As the curators point out: "Perseverance features the work of seven internationally acclaimed tattoo artists, Horitaka, Horitomo, Chris Horishiki Brand, Miyazo, Shige, Junii, and Yokohama Horiken, along with tattoo works by selected others. Through the display of a variety of photographs, including life-sized pictures of full body tattoos, these artists will cover a broad spectrum of the current world of Japanese tattooing."
The impetus for the exhibition is: "Often copied by practitioners and aficionados in the West without regard to its rich history, symbolism, or tradition, the art form is commonly reduced to a visual or exotic caricature. Conversely, mainstream Japanese culture still dismisses the subject itself as underground, associating it more with some of its clientele than with the artists practicing it. Both of these mindsets ignore the vast artistry and rich history of the practice."
And this in particular captures my attention, and what the parallel counterpart issues would be within the Lao community. As our arts step into the modern world, there are many of us who are working to revive the traditional arts and pass them on to the next generation. If Lao art became deeply popular and imitated, what would such a world look like, but what will we lose as we see non-Lao artists merely copying, rather than contributing to the deeper intentions of the art forms.
I might compare it to concerns regarding traditional Lao weaving, where much of mainstream Lao culture is beginning to dismiss the art and craft of the sinh and other traditional Lao textiles in pursuit of modernity they associate with affluence.
Looking at Perseverance, I also wonder which of our arts we might connect with the underground, the forms we're ignoring because of the "clients" who are its patrons, rather than examining what our artists are doing.
The other key exhibit I would call visitors attention to is Colors of Confinement, which is presenting 18 rare Kodachrome photographs taken by Bill Manbo during his incarceration at the Heart Mountain concentration camp in Wyoming in 1943 and 1944.

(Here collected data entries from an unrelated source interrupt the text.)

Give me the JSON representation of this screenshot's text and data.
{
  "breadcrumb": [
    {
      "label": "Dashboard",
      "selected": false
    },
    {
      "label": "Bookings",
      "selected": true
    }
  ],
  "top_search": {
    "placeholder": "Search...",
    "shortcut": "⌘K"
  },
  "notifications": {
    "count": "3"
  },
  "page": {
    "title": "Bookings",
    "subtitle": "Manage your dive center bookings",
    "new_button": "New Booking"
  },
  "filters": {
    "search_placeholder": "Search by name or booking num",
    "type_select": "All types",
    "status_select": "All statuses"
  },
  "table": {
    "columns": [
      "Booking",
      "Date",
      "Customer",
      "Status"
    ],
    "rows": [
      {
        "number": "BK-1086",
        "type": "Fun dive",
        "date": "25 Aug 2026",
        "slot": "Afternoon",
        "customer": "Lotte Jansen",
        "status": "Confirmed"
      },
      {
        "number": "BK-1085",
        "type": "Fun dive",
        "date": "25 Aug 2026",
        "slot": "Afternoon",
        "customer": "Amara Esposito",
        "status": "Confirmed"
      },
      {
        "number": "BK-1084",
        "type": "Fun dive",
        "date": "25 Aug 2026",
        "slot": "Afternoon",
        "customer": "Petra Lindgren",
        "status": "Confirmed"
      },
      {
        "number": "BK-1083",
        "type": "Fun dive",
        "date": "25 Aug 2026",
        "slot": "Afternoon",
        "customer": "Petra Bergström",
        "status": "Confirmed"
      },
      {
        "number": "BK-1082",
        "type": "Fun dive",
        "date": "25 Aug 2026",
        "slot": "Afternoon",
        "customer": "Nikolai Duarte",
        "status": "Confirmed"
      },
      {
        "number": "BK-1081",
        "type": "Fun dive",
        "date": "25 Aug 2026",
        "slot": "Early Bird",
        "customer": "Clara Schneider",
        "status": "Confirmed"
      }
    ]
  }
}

The Japanese American National Museum makes the argument that "It shatters preconceptions about this episode of injustice by showing it to us in vivid and beautiful color," which to me continues our standing conversation: How do we appreciate art addressing tragedy, the aesthetics of the documentary. Much like exhibitions of art and images connected to the Killing Fields of Cambodia, how can we dare to have a conversation like "Is it beautiful?" or "Is it well composed?"
I think back to our work with the Legacies of War exhibition at Intermedia Arts in 2010, and the memories it brought back for those who lived it. The way it reconnected their children to the parents. The conversations it obliged us to have after nearly 40 years. We have to place a value on these moments, but when do we become ready, and how do we display this question?
Colors of Confinement gives us one perspective of how and why we must approach the topic.